While not a cure for conditions like essential tremor and Parkinson’s disease, DBS often has a lifechanging impact on managing the debilitating symptoms of these disorders. Many patients see immediate improvement in their severe tremors, allowing them to resume normal daily activities like eating, drinking, and writing that many individuals had no longer been able to do on their own.

Are there potential risks and side effects related to DBS?

All surgeries come with some risk, but, in general, DBS is regarded as a minimally invasive, low-risk procedure. The goal is to place the leads where the patient ideally experiences no side effects. Since the patient communicates with the surgical team throughout the DBS procedure, side effects are minimized or eliminated.

When the pacemaker stimulation device is turned off, the patient does not experience side effects. When on, potential side effects depend upon where the leads were implanted in the brain and may include:

  • Flashing lights or double vision
  • Difficulty with speech
  • Numbness or tingling
  • Difficulty with balance

The neurosurgical team will program the pacemaker device so that the patient is able to toggle between options to reduce any side effects. While DBS is highly successful, it is reversible if the patient is not able to tolerate potential side effects.

Why choose Coastal New Hampshire Neurosurgeons and Portsmouth Regional Hospital?

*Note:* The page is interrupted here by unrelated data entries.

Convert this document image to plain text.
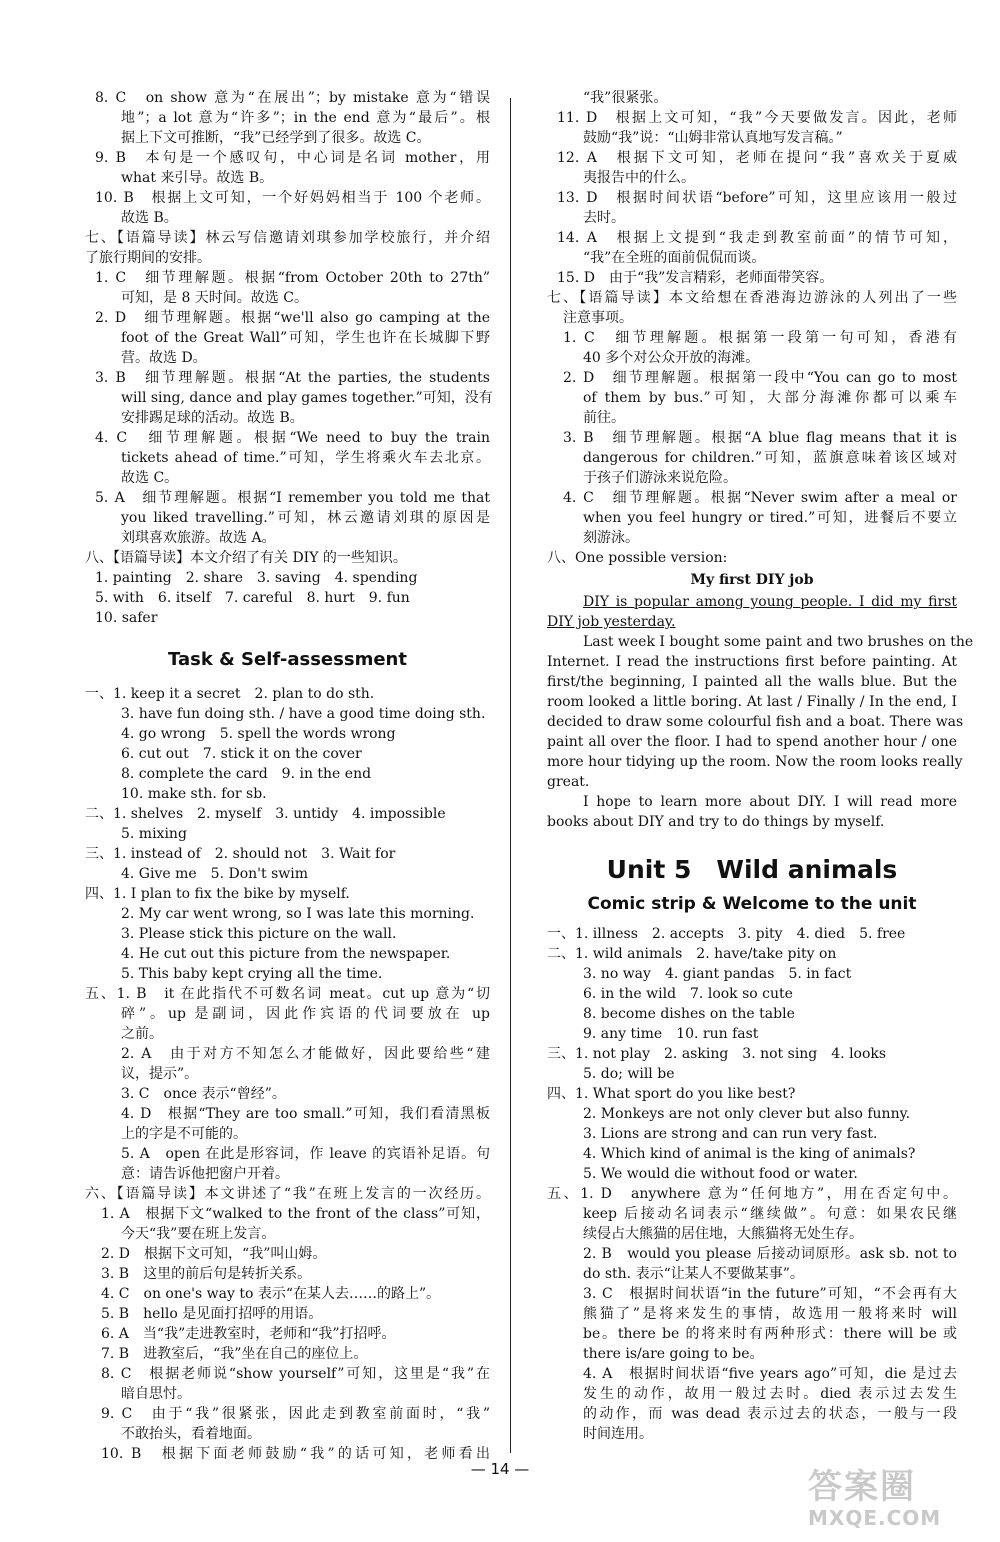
8. C　on show 意为“在展出”；by mistake 意为“错误
地”；a lot 意为“许多”；in the end 意为“最后”。根
据上下文可推断，“我”已经学到了很多。故选 C。
9. B　本句是一个感叹句，中心词是名词 mother，用
what 来引导。故选 B。
10. B　根据上文可知，一个好妈妈相当于 100 个老师。
故选 B。
七、【语篇导读】林云写信邀请刘琪参加学校旅行，并介绍
了旅行期间的安排。
1. C　细节理解题。根据“from October 20th to 27th”
可知，是 8 天时间。故选 C。
2. D　细节理解题。根据“we'll also go camping at the
foot of the Great Wall”可知，学生也许在长城脚下野
营。故选 D。
3. B　细节理解题。根据“At the parties, the students
will sing, dance and play games together.”可知，没有
安排踢足球的活动。故选 B。
4. C　细节理解题。根据“We need to buy the train
tickets ahead of time.”可知，学生将乘火车去北京。
故选 C。
5. A　细节理解题。根据“I remember you told me that
you liked travelling.”可知，林云邀请刘琪的原因是
刘琪喜欢旅游。故选 A。
八、【语篇导读】本文介绍了有关 DIY 的一些知识。
1. painting　2. share　3. saving　4. spending
5. with　6. itself　7. careful　8. hurt　9. fun
10. safer
Task & Self-assessment
一、1. keep it a secret　2. plan to do sth.
3. have fun doing sth. / have a good time doing sth.
4. go wrong　5. spell the words wrong
6. cut out　7. stick it on the cover
8. complete the card　9. in the end
10. make sth. for sb.
二、1. shelves　2. myself　3. untidy　4. impossible
5. mixing
三、1. instead of　2. should not　3. Wait for
4. Give me　5. Don't swim
四、1. I plan to fix the bike by myself.
2. My car went wrong, so I was late this morning.
3. Please stick this picture on the wall.
4. He cut out this picture from the newspaper.
5. This baby kept crying all the time.
五、1. B　it 在此指代不可数名词 meat。cut up 意为“切
碎”。up 是副词，因此作宾语的代词要放在 up
之前。
2. A　由于对方不知怎么才能做好，因此要给些“建
议，提示”。
3. C　once 表示“曾经”。
4. D　根据“They are too small.”可知，我们看清黑板
上的字是不可能的。
5. A　open 在此是形容词，作 leave 的宾语补足语。句
意：请告诉他把窗户开着。
六、【语篇导读】本文讲述了“我”在班上发言的一次经历。
1. A　根据下文“walked to the front of the class”可知，
今天“我”要在班上发言。
2. D　根据下文可知，“我”叫山姆。
3. B　这里的前后句是转折关系。
4. C　on one's way to 表示“在某人去……的路上”。
5. B　hello 是见面打招呼的用语。
6. A　当“我”走进教室时，老师和“我”打招呼。
7. B　进教室后，“我”坐在自己的座位上。
8. C　根据老师说“show yourself”可知，这里是“我”在
暗自思忖。
9. C　由于“我”很紧张，因此走到教室前面时，“我”
不敢抬头，看着地面。
10. B　根据下面老师鼓励“我”的话可知，老师看出
“我”很紧张。
11. D　根据上文可知，“我”今天要做发言。因此，老师
鼓励“我”说：“山姆非常认真地写发言稿。”
12. A　根据下文可知，老师在提问“我”喜欢关于夏威
夷报告中的什么。
13. D　根据时间状语“before”可知，这里应该用一般过
去时。
14. A　根据上文提到“我走到教室前面”的情节可知，
“我”在全班的面前侃侃而谈。
15. D　由于“我”发言精彩，老师面带笑容。
七、【语篇导读】本文给想在香港海边游泳的人列出了一些
注意事项。
1. C　细节理解题。根据第一段第一句可知，香港有
40 多个对公众开放的海滩。
2. D　细节理解题。根据第一段中“You can go to most
of them by bus.”可知，大部分海滩你都可以乘车
前往。
3. B　细节理解题。根据“A blue flag means that it is
dangerous for children.”可知，蓝旗意味着该区域对
于孩子们游泳来说危险。
4. C　细节理解题。根据“Never swim after a meal or
when you feel hungry or tired.”可知，进餐后不要立
刻游泳。
八、One possible version:
My first DIY job
DIY is popular among young people. I did my first
DIY job yesterday.
Last week I bought some paint and two brushes on the
Internet. I read the instructions first before painting. At
first/the beginning, I painted all the walls blue. But the
room looked a little boring. At last / Finally / In the end, I
decided to draw some colourful fish and a boat. There was
paint all over the floor. I had to spend another hour / one
more hour tidying up the room. Now the room looks really
great.
I hope to learn more about DIY. I will read more
books about DIY and try to do things by myself.
Unit 5　Wild animals
Comic strip & Welcome to the unit
一、1. illness　2. accepts　3. pity　4. died　5. free
二、1. wild animals　2. have/take pity on
3. no way　4. giant pandas　5. in fact
6. in the wild　7. look so cute
8. become dishes on the table
9. any time　10. run fast
三、1. not play　2. asking　3. not sing　4. looks
5. do; will be
四、1. What sport do you like best?
2. Monkeys are not only clever but also funny.
3. Lions are strong and can run very fast.
4. Which kind of animal is the king of animals?
5. We would die without food or water.
五、1. D　anywhere 意为“任何地方”，用在否定句中。
keep 后接动名词表示“继续做”。句意：如果农民继
续侵占大熊猫的居住地，大熊猫将无处生存。
2. B　would you please 后接动词原形。ask sb. not to
do sth. 表示“让某人不要做某事”。
3. C　根据时间状语“in the future”可知，“不会再有大
熊猫了”是将来发生的事情，故选用一般将来时 will
be。there be 的将来时有两种形式：there will be 或
there is/are going to be。
4. A　根据时间状语“five years ago”可知，die 是过去
发生的动作，故用一般过去时。died 表示过去发生
的动作，而 was dead 表示过去的状态，一般与一段
时间连用。
— 14 —	答案圈
MXQE.COM
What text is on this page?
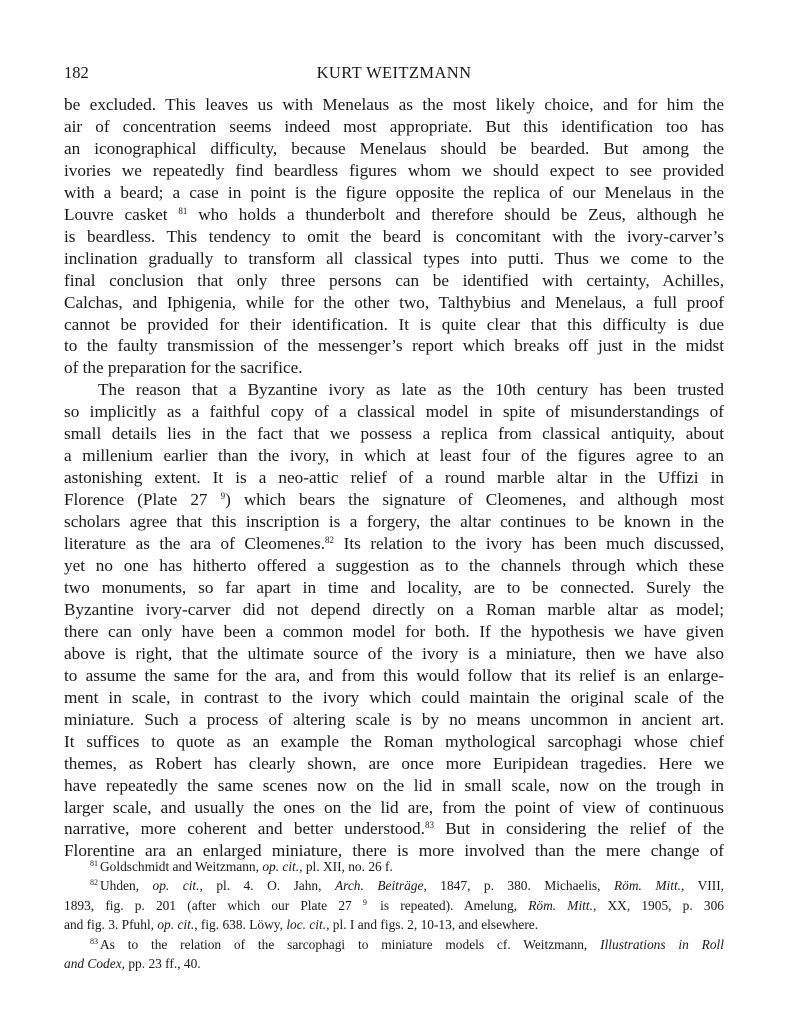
182	KURT WEITZMANN
be excluded. This leaves us with Menelaus as the most likely choice, and for him the
air of concentration seems indeed most appropriate. But this identification too has
an iconographical difficulty, because Menelaus should be bearded. But among the
ivories we repeatedly find beardless figures whom we should expect to see provided
with a beard; a case in point is the figure opposite the replica of our Menelaus in the
Louvre casket $^{81}$ who holds a thunderbolt and therefore should be Zeus, although he
is beardless. This tendency to omit the beard is concomitant with the ivory-carver’s
inclination gradually to transform all classical types into putti. Thus we come to the
final conclusion that only three persons can be identified with certainty, Achilles,
Calchas, and Iphigenia, while for the other two, Talthybius and Menelaus, a full proof
cannot be provided for their identification. It is quite clear that this difficulty is due
to the faulty transmission of the messenger’s report which breaks off just in the midst
of the preparation for the sacrifice.
The reason that a Byzantine ivory as late as the 10th century has been trusted
so implicitly as a faithful copy of a classical model in spite of misunderstandings of
small details lies in the fact that we possess a replica from classical antiquity, about
a millenium earlier than the ivory, in which at least four of the figures agree to an
astonishing extent. It is a neo-attic relief of a round marble altar in the Uffizi in
Florence (Plate 27 $^9$) which bears the signature of Cleomenes, and although most
scholars agree that this inscription is a forgery, the altar continues to be known in the
literature as the ara of Cleomenes.$^{82}$ Its relation to the ivory has been much discussed,
yet no one has hitherto offered a suggestion as to the channels through which these
two monuments, so far apart in time and locality, are to be connected. Surely the
Byzantine ivory-carver did not depend directly on a Roman marble altar as model;
there can only have been a common model for both. If the hypothesis we have given
above is right, that the ultimate source of the ivory is a miniature, then we have also
to assume the same for the ara, and from this would follow that its relief is an enlarge-
ment in scale, in contrast to the ivory which could maintain the original scale of the
miniature. Such a process of altering scale is by no means uncommon in ancient art.
It suffices to quote as an example the Roman mythological sarcophagi whose chief
themes, as Robert has clearly shown, are once more Euripidean tragedies. Here we
have repeatedly the same scenes now on the lid in small scale, now on the trough in
larger scale, and usually the ones on the lid are, from the point of view of continuous
narrative, more coherent and better understood.$^{83}$ But in considering the relief of the
Florentine ara an enlarged miniature, there is more involved than the mere change of
$^{81}$ Goldschmidt and Weitzmann, op. cit., pl. XII, no. 26 f.
$^{82}$ Uhden, op. cit., pl. 4. O. Jahn, Arch. Beiträge, 1847, p. 380. Michaelis, Röm. Mitt., VIII,
1893, fig. p. 201 (after which our Plate 27 $^9$ is repeated). Amelung, Röm. Mitt., XX, 1905, p. 306
and fig. 3. Pfuhl, op. cit., fig. 638. Löwy, loc. cit., pl. I and figs. 2, 10-13, and elsewhere.
$^{83}$ As to the relation of the sarcophagi to miniature models cf. Weitzmann, Illustrations in Roll
and Codex, pp. 23 ff., 40.
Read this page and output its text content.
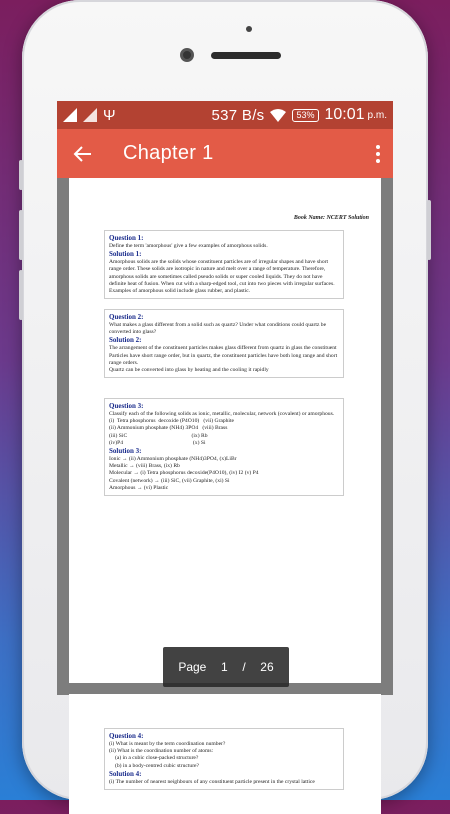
Ψ	537 B/s	53% 10:01 p.m.
Chapter 1
Book Name: NCERT Solution
Question 1:
Define the term 'amorphous' give a few examples of amorphous solids.
Solution 1:
Amorphous solids are the solids whose constituent particles are of irregular shapes and have short range order. These solids are isotropic in nature and melt over a range of temperature. Therefore, amorphous solids are sometimes called pseudo solids or super cooled liquids. They do not have definite heat of fusion. When cut with a sharp-edged tool, cut into two pieces with irregular surfaces. Examples of amorphous solid include glass rubber, and plastic.
Question 2:
What makes a glass different from a solid such as quartz? Under what conditions could quartz be converted into glass?
Solution 2:
The arrangement of the constituent particles makes glass different from quartz in glass the constituent Particles have short range order, but in quartz, the constituent particles have both long range and short range orders.
Quartz can be converted into glass by heating and the cooling it rapidly
Question 3:
Classify each of the following solids as ionic, metallic, molecular, network (covalent) or amorphous.
(i)  Tetra phosphorus  decoxide (P4O10)   (vii) Graphite
(ii) Ammonium phosphate (NH4) 3PO4   (viii) Brass
(iii) SiC                                              (ix) Rb
(iv)P4                                                  (x) Si
Solution 3:
Ionic → (ii) Ammonium phosphate (NH4)3PO4, (x)LiBr
Metallic → (viii) Brass, (ix) Rb
Molecular → (i) Tetra phosphorus decoxide(P4O10), (iv) I2 (v) P4
Covalent (network) → (iii) SiC, (vii) Graphite, (xi) Si
Amorphous → (vi) Plastic
Question 4:
(i) What is meant by the term coordination number?
(ii) What is the coordination number of atoms:
(a) in a cubic close-packed structure?
(b) in a body-centred cubic structure?
Solution 4:
(i) The number of nearest neighbours of any constituent particle present in the crystal lattice
Page 1 / 26
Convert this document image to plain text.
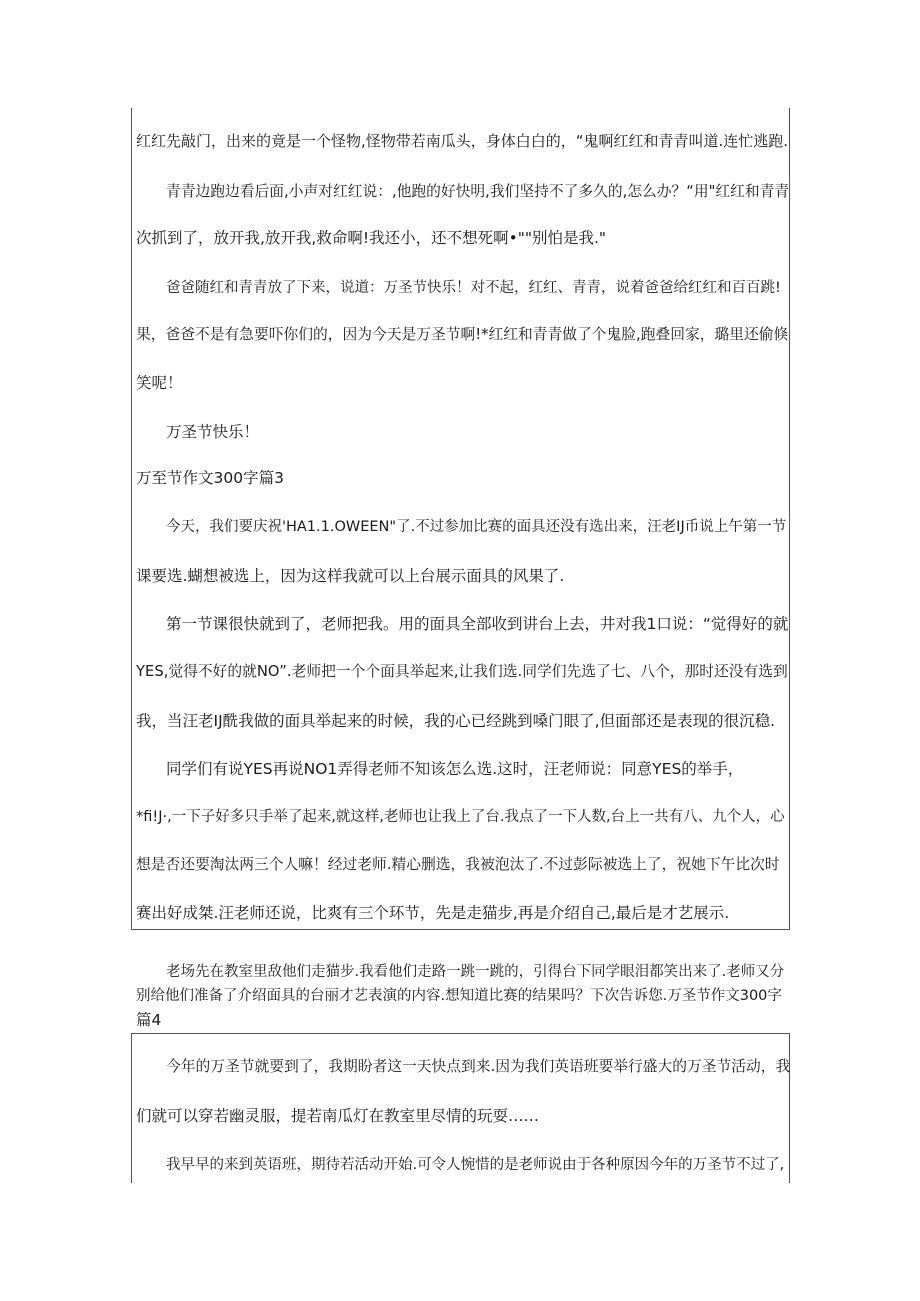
红红先敲门，出来的竟是一个怪物,怪物带若南瓜头，身体白白的，“鬼啊红红和青青叫道.连忙逃跑.
青青边跑边看后面,小声对红红说：,他跑的好快明,我们坚持不了多久的,怎么办？“用"红红和青青
次抓到了，放开我,放开我,救命啊!我还小，还不想死啊•""别怕是我."
爸爸随红和青青放了下来，说道：万圣节快乐！对不起，红红、青青，说着爸爸给红红和百百跳!
果，爸爸不是有急要吓你们的，因为今天是万圣节啊!*红红和青青做了个鬼脸,跑叠回家，璐里还偷倏
笑呢！
万圣节快乐！
万至节作文300字篇3
今天，我们要庆祝'HA1.1.OWEEN"了.不过参加比赛的面具还没有选出来，汪老IJ币说上午第一节
课要选.蝴想被选上，因为这样我就可以上台展示面具的风果了.
第一节课很快就到了，老师把我。用的面具全部收到讲台上去，井对我1口说：“觉得好的就
YES,觉得不好的就NO”.老师把一个个面具举起来,让我们选.同学们先选了七、八个，那时还没有选到
我，当汪老IJ酰我做的面具举起来的时候，我的心已经跳到嗓门眼了,但面部还是表现的很沉稳.
同学们有说YES再说NO1弄得老师不知该怎么选.这时，汪老师说：同意YES的举手，
*fi!J·,一下子好多只手举了起来,就这样,老师也让我上了台.我点了一下人数,台上一共有八、九个人，心
想是否还要淘汰两三个人嘛！经过老师.精心删选，我被泡汰了.不过彭际被选上了，祝她下午比次时
赛出好成桀.汪老师还说，比爽有三个环节，先是走猫步,再是介绍自己,最后是才艺展示.
老场先在教室里敌他们走猫步.我看他们走路一跳一跳的，引得台下同学眼泪都笑出来了.老师又分
别给他们准备了介绍面具的台丽才艺表演的内容.想知道比赛的结果吗？下次告诉您.万圣节作文300字
篇4
今年的万圣节就要到了，我期盼者这一天快点到来.因为我们英语班要举行盛大的万圣节活动，我
们就可以穿若幽灵服，提若南瓜灯在教室里尽情的玩耍……
我早早的来到英语班，期待若活动开始.可令人惋惜的是老师说由于各种原因今年的万圣节不过了,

Portsmouth Regional Hospital is only one of two hospitals in all of New Hampshire offering DBS. Dr. Davies is board-certified and fellowship-trained in neurosurgery with specialized expertise in DBS. He is the only neurosurgeon offering DBS in Portsmouth and surrounding Seacoast Region, offering patients and their loved ones convenient access to an expert neurosurgeon. Since the procedure is performed in two parts and requires follow up visits, there are advantages to choosing DBS close to home.